Als laatste is het vanuit het beleidsstandpunt belangrijk te vermelden vanuit welke dienst de Huizen van het Kind in Antwerpen vorm krijgen. De Huizen van het Kind behoren tot de dienst

‘Welzijn, gezondheid en armoede’ en niet tot de dienst ‘Jeugd’. Deze inkanteling kan tot gevolg hebben dat andere nadrukken worden gelegd en de link met gezondheid en welzijn, maar ook met armoede een duidelijke aftekening krijgt binnen de Huizen van het Kind. De Huizen van het Kind zijn, in lijn hiermee en beschreven in de meerjarenplanning, het “ankerpunt van het kinderarmoedebeleid” (Stad Antwerpen, 2016-b).

2.2. Organisatie

Al van op enige afstand is het logo met het ‘bloemetje’ zichtbaar aan de inkom van de verschillende Huizen van het Kind. Eens in het Huis van het Kind kent de inrichting in de drie Huizen van het Kind verschillen, maar ook eenheid in stijl is zichtbaar. Een meer steriele sfeer vanuit het consultatiebureau probeert te versmelten met de gezelligheid en warmte die het onthaal probeert uit te stralen.

De inplanting van de verschillende huizen is telkens anders. Case 2 ligt in het midden van een drukke, levendige baan waar vele mensen het Huis van het Kind passeren. Dit is niet zo bij de andere Huizen. In Case 1 ligt het Huis in een zeer rustige wijk en ook Case 3 kent geen grote voorbijgang zoals in Case 2. De inrichting kent herkenbare elementen overheen de verschillende Huizen. Naast het logo dat voor heel Vlaanderen de Huizen van het Kind kenmerkt, is er een duidelijk uitgewerkte huisstijl terug te vinden.

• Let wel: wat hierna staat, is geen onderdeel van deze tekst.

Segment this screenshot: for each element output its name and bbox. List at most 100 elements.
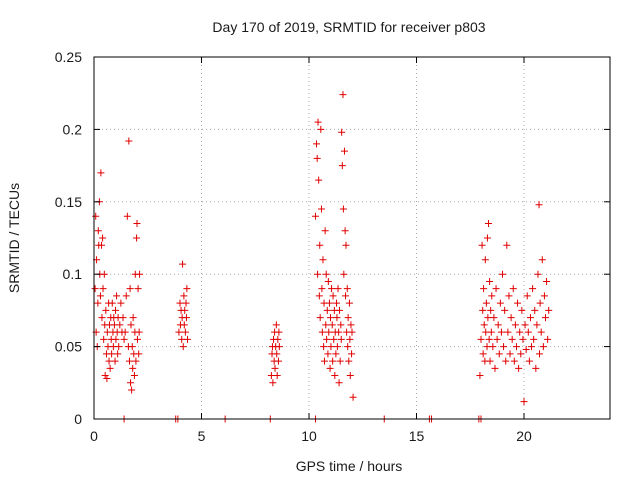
data-point xyxy=(275,343,283,351)
data-point xyxy=(175,328,183,336)
data-point xyxy=(315,292,323,300)
x-tick-label: 0 xyxy=(90,428,98,444)
data-point xyxy=(116,321,124,329)
data-point xyxy=(100,270,108,278)
data-point xyxy=(181,328,189,336)
data-point xyxy=(184,335,192,343)
y-axis-label: SRMTID / TECUs xyxy=(6,183,22,293)
data-point xyxy=(114,350,122,358)
data-point xyxy=(523,292,531,300)
data-point xyxy=(543,277,551,285)
data-point xyxy=(503,241,511,249)
x-axis-label: GPS time / hours xyxy=(296,458,403,474)
data-point xyxy=(179,343,187,351)
data-point xyxy=(273,350,281,358)
y-tick-label: 0 xyxy=(74,411,82,427)
data-point xyxy=(485,335,493,343)
data-point xyxy=(489,343,497,351)
data-point xyxy=(125,357,133,365)
data-point xyxy=(108,350,116,358)
chart-title: Day 170 of 2019, SRMTID for receiver p80… xyxy=(212,19,485,35)
data-point xyxy=(123,212,131,220)
data-point xyxy=(479,306,487,314)
y-tick-labels: 0 0.05 0.1 0.15 0.2 0.25 xyxy=(55,49,82,427)
data-point xyxy=(517,350,525,358)
data-point xyxy=(336,306,344,314)
data-point xyxy=(490,314,498,322)
data-point xyxy=(182,314,190,322)
data-point xyxy=(476,372,484,380)
data-point xyxy=(348,350,356,358)
data-point xyxy=(491,364,499,372)
data-point xyxy=(545,306,553,314)
data-point xyxy=(103,374,111,382)
data-point xyxy=(478,241,486,249)
data-point xyxy=(346,372,354,380)
data-point xyxy=(544,335,552,343)
data-point xyxy=(325,328,333,336)
y-tick-label: 0.15 xyxy=(55,194,82,210)
data-point xyxy=(320,357,328,365)
data-point xyxy=(332,350,340,358)
data-point xyxy=(105,357,113,365)
data-point xyxy=(342,292,350,300)
data-point xyxy=(337,321,345,329)
data-point xyxy=(97,169,105,177)
data-point xyxy=(315,176,323,184)
data-point xyxy=(532,364,540,372)
data-point xyxy=(340,270,348,278)
data-point xyxy=(335,328,343,336)
data-point xyxy=(505,292,513,300)
data-point xyxy=(537,328,545,336)
data-point xyxy=(324,350,332,358)
x-tick-label: 5 xyxy=(198,428,206,444)
plot-frame xyxy=(93,56,611,420)
data-point xyxy=(507,314,515,322)
data-point xyxy=(510,357,518,365)
data-point xyxy=(323,335,331,343)
data-point xyxy=(486,277,494,285)
data-point xyxy=(535,201,543,209)
data-point xyxy=(180,321,188,329)
data-point xyxy=(518,306,526,314)
data-point xyxy=(128,386,136,394)
data-point xyxy=(531,306,539,314)
data-point xyxy=(120,335,128,343)
x-tick-label: 20 xyxy=(516,428,532,444)
data-point xyxy=(132,357,140,365)
data-point xyxy=(135,328,143,336)
data-point xyxy=(134,285,142,293)
data-point xyxy=(128,343,136,351)
data-point xyxy=(336,357,344,365)
data-point xyxy=(117,299,125,307)
data-point xyxy=(316,314,324,322)
data-point xyxy=(183,285,191,293)
data-point xyxy=(96,292,104,300)
data-point xyxy=(504,328,512,336)
data-point xyxy=(329,292,337,300)
data-point xyxy=(334,285,342,293)
data-point xyxy=(325,299,333,307)
data-point xyxy=(311,212,319,220)
data-point xyxy=(494,321,502,329)
data-point xyxy=(496,299,504,307)
data-point xyxy=(542,314,549,322)
x-tick-label: 10 xyxy=(301,428,317,444)
y-tick-label: 0.2 xyxy=(63,121,83,137)
data-point xyxy=(499,270,506,278)
data-point xyxy=(344,314,352,322)
data-point xyxy=(129,314,137,322)
data-point xyxy=(181,306,189,314)
data-point xyxy=(274,335,282,343)
data-point xyxy=(506,350,514,358)
y-tick-label: 0.1 xyxy=(63,266,83,282)
data-point xyxy=(313,154,321,162)
data-point xyxy=(480,321,488,329)
data-point xyxy=(327,314,334,322)
data-point xyxy=(269,379,277,387)
x-tick-labels: 0 5 10 15 20 xyxy=(90,428,532,444)
data-point xyxy=(102,306,110,314)
data-point xyxy=(493,335,501,343)
data-point xyxy=(524,328,532,336)
data-point xyxy=(346,335,354,343)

Wat onmiddellijk opvalt tijdens de observatie, is de vele communicatie van het aanbod, aanwezig in het onthaal en consultatiebureau. Een flyerhuis, een beeldscherm, losse flyers, affiches en meer. Zeer sterk wordt het aanbod in de kijker gezet, vooral op een talige manier.

Ondanks het gebruik van afbeeldingen en klare taal die je leest op de flyers en het beeldscherm, moet je de Nederlandse taal machtig zijn om alle informatie te begrijpen. Vanuit de observaties bleek dat vele ouders de taal niet zo machtig zijn en daarom hulp komen vragen met bijvoorbeeld bepaalde brieven van de school. Bovendien blijkt dat heel wat ouders niet kunnen lezen.

Een vorm van communicatie naar gezinnen en ook professionals, overduidelijk aanwezig in de Huizen van het Kind, zijn flyers.

Daarbij is er een verschil in verwoording op te merken bij de algemene flyer waar het vaste aanbod en de openingsuren op vermeld staan. ‘Een leuke plek voor gezinnen’ of ‘Vragen over kinderen grootbrengen?’ zijn de slogans op de algemene onthaalflyers die verschillende nuances met zich mee brengen. Waarom zou je net naar het Huis van het Kind gaan? Vanuit de tweede flyer (zie afbeelding) van het Huis van het Kind (case 1), is dit omdat je met een vraag zit. Bij de eerste flyer, van het Huis van het Kind (case 2), is het uitgangspunt geen vraag van ouders, wel het bezoeken van een leuke plek voor gezinnen. Dit kan de perceptie van het Huis van het Kind beïnvloeden.

2.3. Praktijk

Het imago en de beeldvorming van het Huis van het Kind komen veelvuldig naar voor in de interviews. Niet enkel de thema’s communicatie en huisvesting zijn hier een aanknooppunt Eveneens het aanbod in de Huizen, de financiële middelen voorzien voor de Huizen van het kind en het bereik zijn hier belangrijke gespreksonderwerpen.

Het ontbreekt aan een brede communicatiecampagne door de Stad en ruimer op Vlaams niveau volgens de coördinator van het Huis van het Kind (case 3), want dit zou de bekendheid van het Huis van het Kind bij vele gezinnen kunnen verhogen. Zo zouden modale gezinnen die niet worden doorverwezen door externe organisaties of partners, de Huizen van het Kind leren kennen. Communicatie op een dergelijk breed niveau botst al snel op de lokale diversiteit die de Huizen van het Kind kenmerkt. Hier wijzen professionals op die werken in verschillende Huizen zoals de medewerker van Instapje, een inloopteam of Kind en Gezin.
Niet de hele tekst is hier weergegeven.